5 Xavier Martínez Ormo - EC. Cardiología (Dr. Porcel) Disnea paroxística nocturna: se despiertan de madrugada con sensación de fatiga (40%). No es exclusivo de la IC (puede aparecer en pacientes con asma además de que tienen sibilantes como los pacientes con IC) ni es patognomónico de IC.
Ahora vamos a hablar de otros tipos de disnea posicional que no aparecen en la IC pero que tendremos que hacer diagnóstico diferencial: - Trepopnea: hay algunos pacientes que explican disnea que se exacerba en decúbito lateral. Esto aparece en pacientes con derrame pleural masivo derecho que cuando se van a dormir si se acuestan sobre el lado sano todo el líquido aplastará ese lado y se ahogarán (si el pulmón con el derrame pleural masivo es el izquierdo sería a la inversa).

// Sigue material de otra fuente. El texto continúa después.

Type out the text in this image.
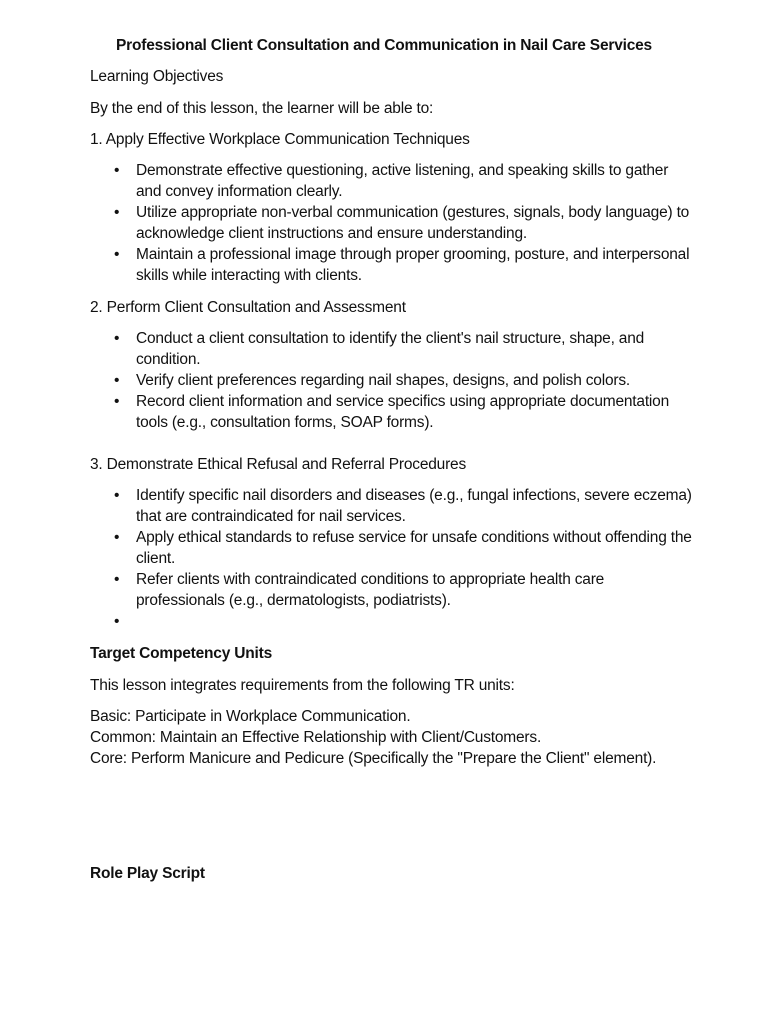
Professional Client Consultation and Communication in Nail Care Services
Learning Objectives
By the end of this lesson, the learner will be able to:
1. Apply Effective Workplace Communication Techniques
• Demonstrate effective questioning, active listening, and speaking skills to gather and convey information clearly.
• Utilize appropriate non-verbal communication (gestures, signals, body language) to acknowledge client instructions and ensure understanding.
• Maintain a professional image through proper grooming, posture, and interpersonal skills while interacting with clients.
2. Perform Client Consultation and Assessment
• Conduct a client consultation to identify the client's nail structure, shape, and condition.
• Verify client preferences regarding nail shapes, designs, and polish colors.
• Record client information and service specifics using appropriate documentation tools (e.g., consultation forms, SOAP forms).
3. Demonstrate Ethical Refusal and Referral Procedures
• Identify specific nail disorders and diseases (e.g., fungal infections, severe eczema) that are contraindicated for nail services.
• Apply ethical standards to refuse service for unsafe conditions without offending the client.
• Refer clients with contraindicated conditions to appropriate health care professionals (e.g., dermatologists, podiatrists).
•
Target Competency Units
This lesson integrates requirements from the following TR units:
Basic: Participate in Workplace Communication.
Common: Maintain an Effective Relationship with Client/Customers.
Core: Perform Manicure and Pedicure (Specifically the "Prepare the Client" element).
Role Play Script
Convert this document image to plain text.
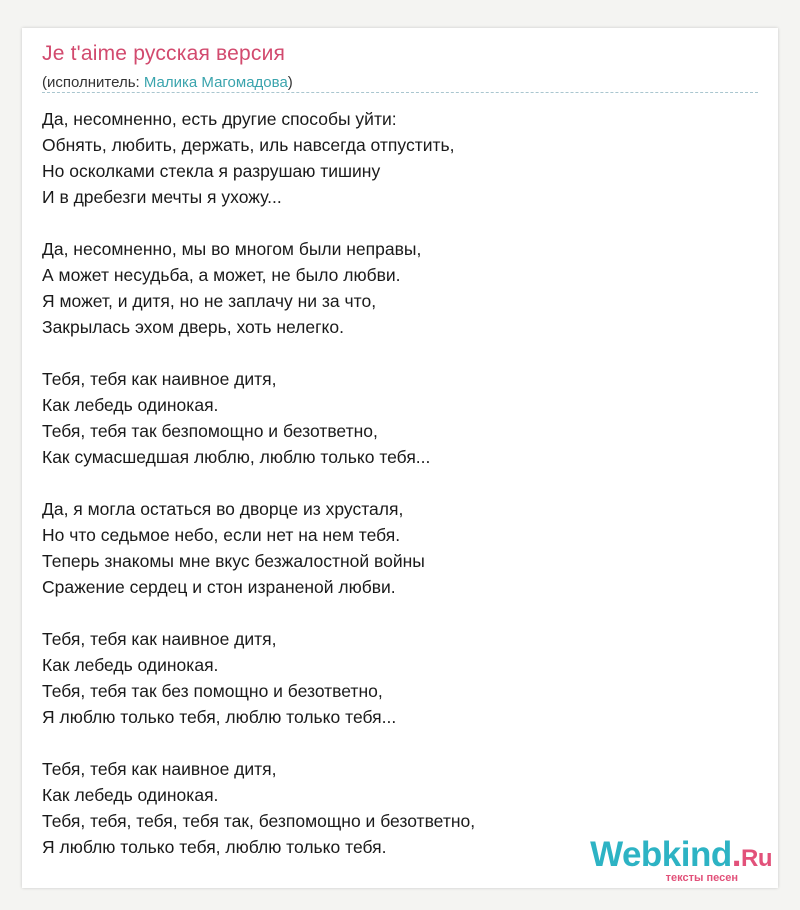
Je t'aime русская версия
(исполнитель: Малика Магомадова)
Да, несомненно, есть другие способы уйти:
Обнять, любить, держать, иль навсегда отпустить,
Но осколками стекла я разрушаю тишину
И в дребезги мечты я ухожу...
Да, несомненно, мы во многом были неправы,
А может несудьба, а может, не было любви.
Я может, и дитя, но не заплачу ни за что,
Закрылась эхом дверь, хоть нелегко.
Тебя, тебя как наивное дитя,
Как лебедь одинокая.
Тебя, тебя так безпомощно и безответно,
Как сумасшедшая люблю, люблю только тебя...
Да, я могла остаться во дворце из хрусталя,
Но что седьмое небо, если нет на нем тебя.
Теперь знакомы мне вкус безжалостной войны
Сражение сердец и стон израненой любви.
Тебя, тебя как наивное дитя,
Как лебедь одинокая.
Тебя, тебя так без помощно и безответно,
Я люблю только тебя, люблю только тебя...
Тебя, тебя как наивное дитя,
Как лебедь одинокая.
Тебя, тебя, тебя, тебя так, безпомощно и безответно,
Я люблю только тебя, люблю только тебя.	Webkind.Ru
тексты песен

- Platipnea: Es lo contrario a la ortopnea, es decir, disnea en bipedestación. Aparece en pacientes con cirrosis En cuanto a las pruebas que aumentan o disminuyen la probabilidad de IC tenemos: - Aumentan: En rojo están aquellas cosas que la gente cree que son más importantes, es decir, soplos, crepitantes (se puede ver EPOC agudizado, fibrosis…) y edemas. El signo con mayor LR+ es escuchar un tercer ruido (LR de 10), y otros con valor y que tienen LR+ alrededor de 5 son la distensión venosa yugular (PVC), el latido de la punta desplazado y reflujo abdominoyugular positivo.
- Disminuyen: La prueba que disminuye la probabilidad es el reflujo abdominal negativo. A pesar del valor diagnóstico de un tercer ruido, el que no esté presente no quiere decir que no tenga IC pues es un signo que está presente en pocos pacientes con IC.